5 ways to get more restful sleep
FIT TIP: Sleep is an essential bodily function that has many benefits. Lack of sleep, on the other hand, can be very damaging and is linked closely to weight gain. You can exercise all you want, but if you are not sleeping enough you won’t get any results. Here’s 5 ways to help you get a better sleep:
1) Cut down on caffeine. Caffeine drinkers may find it harder to fall asleep than people who don’t drink it. Once they drift off, their sleep is shorter and lighter. For some, a single cup of coffee in the morning means a sleepless night. That may be because caffeine blocks the effects of adenosine, a neurotransmitter thought to promote sleep. Caffeine can also interrupt sleep by increasing the need to urinate during the night. Those who can’t or don’t want to give up caffeine should avoid it after 2pm, or noon if they are especially caffeine-sensitive.
2) Stop smoking. Nicotine is a central nervous system stimulant that can cause insomnia. This potent drug makes it harder to fall asleep because it speeds your heart rate, raises blood pressure, and stimulates fast brainwave activity that indicates wakefulness. In people addicted to nicotine, a few hours without it is enough to induce withdrawal symptoms; the craving can even wake a smoker at night. People who kick the habit fall asleep more quickly and wake less often during the night.

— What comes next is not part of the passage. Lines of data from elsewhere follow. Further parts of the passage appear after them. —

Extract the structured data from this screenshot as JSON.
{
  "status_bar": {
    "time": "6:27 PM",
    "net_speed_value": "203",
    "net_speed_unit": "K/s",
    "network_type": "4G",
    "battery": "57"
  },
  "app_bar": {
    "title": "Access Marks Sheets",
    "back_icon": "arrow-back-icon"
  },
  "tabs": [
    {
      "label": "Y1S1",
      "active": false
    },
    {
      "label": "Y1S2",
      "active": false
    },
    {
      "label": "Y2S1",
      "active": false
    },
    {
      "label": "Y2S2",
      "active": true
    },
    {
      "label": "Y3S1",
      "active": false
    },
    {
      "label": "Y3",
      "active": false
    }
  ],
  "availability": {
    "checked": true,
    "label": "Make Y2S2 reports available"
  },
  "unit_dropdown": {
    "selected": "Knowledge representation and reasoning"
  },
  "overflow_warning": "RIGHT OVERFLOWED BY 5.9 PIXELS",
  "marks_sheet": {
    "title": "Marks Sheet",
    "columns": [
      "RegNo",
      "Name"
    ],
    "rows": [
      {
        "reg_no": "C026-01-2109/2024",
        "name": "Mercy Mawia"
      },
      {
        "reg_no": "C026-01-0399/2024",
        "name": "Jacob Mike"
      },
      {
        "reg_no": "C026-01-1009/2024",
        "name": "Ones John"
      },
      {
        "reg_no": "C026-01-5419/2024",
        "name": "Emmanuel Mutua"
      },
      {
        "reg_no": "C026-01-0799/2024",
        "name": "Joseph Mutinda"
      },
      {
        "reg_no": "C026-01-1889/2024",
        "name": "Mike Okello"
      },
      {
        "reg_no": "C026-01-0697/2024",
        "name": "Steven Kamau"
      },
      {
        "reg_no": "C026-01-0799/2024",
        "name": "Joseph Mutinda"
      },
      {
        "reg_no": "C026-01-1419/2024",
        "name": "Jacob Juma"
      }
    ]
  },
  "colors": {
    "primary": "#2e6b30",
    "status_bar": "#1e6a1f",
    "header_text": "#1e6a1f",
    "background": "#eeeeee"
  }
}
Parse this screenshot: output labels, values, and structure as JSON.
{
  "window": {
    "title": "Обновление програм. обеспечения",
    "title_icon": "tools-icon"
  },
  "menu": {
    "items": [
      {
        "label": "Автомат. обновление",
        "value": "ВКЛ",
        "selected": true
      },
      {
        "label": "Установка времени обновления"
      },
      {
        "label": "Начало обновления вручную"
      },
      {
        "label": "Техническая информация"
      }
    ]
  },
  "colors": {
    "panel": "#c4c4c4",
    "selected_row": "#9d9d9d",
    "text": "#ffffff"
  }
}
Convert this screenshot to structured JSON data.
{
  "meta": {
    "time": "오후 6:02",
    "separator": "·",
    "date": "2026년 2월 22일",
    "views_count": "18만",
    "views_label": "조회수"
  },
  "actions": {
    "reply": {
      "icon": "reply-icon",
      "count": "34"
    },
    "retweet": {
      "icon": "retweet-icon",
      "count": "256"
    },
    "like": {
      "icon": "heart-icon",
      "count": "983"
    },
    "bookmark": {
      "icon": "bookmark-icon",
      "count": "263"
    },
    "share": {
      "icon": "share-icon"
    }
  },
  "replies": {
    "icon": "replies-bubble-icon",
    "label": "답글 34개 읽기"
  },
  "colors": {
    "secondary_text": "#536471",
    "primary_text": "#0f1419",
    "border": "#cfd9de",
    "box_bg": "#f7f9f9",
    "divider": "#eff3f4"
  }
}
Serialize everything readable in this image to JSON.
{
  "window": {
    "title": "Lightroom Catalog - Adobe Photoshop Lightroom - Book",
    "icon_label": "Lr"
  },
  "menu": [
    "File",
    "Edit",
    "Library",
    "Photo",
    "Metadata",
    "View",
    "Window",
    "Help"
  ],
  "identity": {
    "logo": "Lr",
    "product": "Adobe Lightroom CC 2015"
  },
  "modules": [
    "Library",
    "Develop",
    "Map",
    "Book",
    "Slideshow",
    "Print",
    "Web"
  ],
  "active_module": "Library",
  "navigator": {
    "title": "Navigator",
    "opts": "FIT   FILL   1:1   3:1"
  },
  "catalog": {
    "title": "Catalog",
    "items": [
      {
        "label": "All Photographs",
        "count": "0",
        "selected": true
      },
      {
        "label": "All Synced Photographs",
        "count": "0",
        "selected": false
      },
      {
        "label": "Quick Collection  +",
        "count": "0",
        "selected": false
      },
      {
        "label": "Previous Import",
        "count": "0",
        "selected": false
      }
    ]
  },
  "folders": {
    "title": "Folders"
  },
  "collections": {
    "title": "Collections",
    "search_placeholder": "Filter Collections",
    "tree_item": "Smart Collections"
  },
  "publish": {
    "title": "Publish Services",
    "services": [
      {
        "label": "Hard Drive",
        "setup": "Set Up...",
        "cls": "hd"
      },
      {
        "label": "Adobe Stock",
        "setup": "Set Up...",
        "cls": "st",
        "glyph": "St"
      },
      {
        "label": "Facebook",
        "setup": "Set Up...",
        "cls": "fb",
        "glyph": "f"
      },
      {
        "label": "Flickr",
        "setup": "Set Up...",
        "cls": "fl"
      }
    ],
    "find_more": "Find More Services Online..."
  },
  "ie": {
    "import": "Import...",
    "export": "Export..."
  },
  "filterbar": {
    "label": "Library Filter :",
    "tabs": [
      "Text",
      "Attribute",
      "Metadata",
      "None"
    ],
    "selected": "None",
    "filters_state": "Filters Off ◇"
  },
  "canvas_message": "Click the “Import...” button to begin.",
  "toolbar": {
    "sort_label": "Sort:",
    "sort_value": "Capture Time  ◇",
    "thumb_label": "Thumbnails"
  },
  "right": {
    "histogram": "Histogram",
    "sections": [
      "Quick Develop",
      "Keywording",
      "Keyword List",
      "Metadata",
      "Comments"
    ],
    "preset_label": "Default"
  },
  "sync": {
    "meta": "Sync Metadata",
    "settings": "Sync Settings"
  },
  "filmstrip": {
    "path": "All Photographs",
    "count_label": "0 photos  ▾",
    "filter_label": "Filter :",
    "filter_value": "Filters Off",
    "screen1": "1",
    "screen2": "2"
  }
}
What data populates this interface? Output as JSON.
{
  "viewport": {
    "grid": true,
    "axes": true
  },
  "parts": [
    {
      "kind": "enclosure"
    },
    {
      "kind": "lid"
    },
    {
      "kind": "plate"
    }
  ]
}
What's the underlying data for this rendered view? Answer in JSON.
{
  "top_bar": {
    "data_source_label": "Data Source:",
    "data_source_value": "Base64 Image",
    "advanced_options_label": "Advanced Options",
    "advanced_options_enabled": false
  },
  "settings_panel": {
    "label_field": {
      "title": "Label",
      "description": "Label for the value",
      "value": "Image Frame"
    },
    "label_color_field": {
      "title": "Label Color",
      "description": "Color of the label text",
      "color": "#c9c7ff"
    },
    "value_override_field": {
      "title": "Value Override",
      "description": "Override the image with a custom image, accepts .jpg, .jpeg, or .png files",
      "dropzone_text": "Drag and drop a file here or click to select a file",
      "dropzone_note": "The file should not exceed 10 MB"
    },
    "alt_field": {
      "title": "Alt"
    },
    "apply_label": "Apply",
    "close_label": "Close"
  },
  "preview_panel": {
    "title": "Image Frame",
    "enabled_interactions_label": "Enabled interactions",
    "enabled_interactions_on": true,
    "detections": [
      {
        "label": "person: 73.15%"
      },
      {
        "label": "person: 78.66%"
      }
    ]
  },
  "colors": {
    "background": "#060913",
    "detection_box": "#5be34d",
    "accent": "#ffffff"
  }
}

3) Limit alcohol intake. Alcohol depresses the nervous system, so a nightcap may seem to help some people fall asleep. However, alcohol suppresses REM sleep, and the soporific effects disappear after a few hours. Drinkers have frequent awakenings and sometimes frightening dreams. Alcohol may be responsible for up to 10% of chronic insomnia cases. Also, alcohol can worsen snoring and other sleep breathing problems.
4) Develop a sleep routine. Our bodies respond well to routine, we are creatures of habit! Have a designated bed time, allocate the same time to reading or other pre-sleep activities, and set your alarm for the same time each morning.
5) Exercise! People who exercise have a more restful and deeper sleep, and wake feeling much more refreshed than those who do not.
Group Exercise Safety
FIT TIP: The fitness industry was in the news last week. ACC claims have risen significantly to over 23,000, with a huge proportion being from either Zumba or CrossFit.
A large part of the reason is the inherent problem with group fitness – how do you provide a challenging workout for everyone without being able to monitor individuals? What somone finds easy might be very hard for someone else. What might be a natural movement for some might be weird and uncomfortable for others. If you’re doing a difficult, weird and uncomfortable exercise, the risk of injury jumps up dramatically.
If you’re a fan of group fitness classes, here are some tips to help you lower the risks of injury:
1) Make sure your trainer is REP’s registered. This means you won’t have an unqualified ‘fitness fanatic’ taking your session and risking your safety.
2) Look for smaller group sizes. At the Busy Body Boot Camp, there are only 4-8 people. Some outdoor Boot Camps have up to 50! There’s no way you can be monitored properly in such an environment.
3) Ask if there are progressive exercises. An example would be step lunges to weighted lunges to weighted jump lunges. Going straight into the most difficult progression is a huge injury risk.
4) For weighted exercises, check there are a variety of weights on offer and test them out in a warm up to see what is right for you.
5) Some gyms offer beginner, intermediate and advanced group classes. If you haven’t done that class before, start with the beginner and don’t assume you can handle a tougher one.
Weight training and your joints
FIT TIP: I was asked last week about the negative impact on your joints caused by lifting heavy weights. This person had been advised that heavy weights will wear out your joints and should be avoided.
This is completely 100% incorrect. Weight training, done safely and correctly, is THE BEST THING you can do for your joints. First, lets clarify what constitutes a ‘joint’. Bones, tendons, ligaments, cartilage, meniscus (in the knee) and muscle. Always lots of muscles around and through the joint.
Here are 5 reasons why you want to lift heavy weights for your joints:
1) As your muscles strengthen, they will take over the role of supporting the skeleton, which takes the pressure off the other connective tissue.
2) Weight training is non-impact, meaning you can control the range and speed of the motion without the sudden forces applied by exercises such as running and sports.
3) As the muscles develop around a joint, and proper form is maintained in the motion of the joint, the muscles will hold the bones in place much better than loose/stretched ligaments and tendons. Often this means that clicks and cracks will disappear and the joint will operate smoother. Also this greatly reduces the risk of dislocations.
4) Lifting heavy weights will strengthen your bones to reduce the risk of breaks, fractures, osteoporosis and other bone diseases. As muscles pull on tendons, which pull on bones, new calcium is generated within the bones and bone density will increase. Cool eh!
5) Muscles are completely repairable. You can rip, tear or snap a muscle and it will grow back again. You cannot repair ligaments and tendons. Only lifting heavy weight builds muscle. Period.
Make sure you’re getting the best advise when it comes to looking after your body and protecting your joints!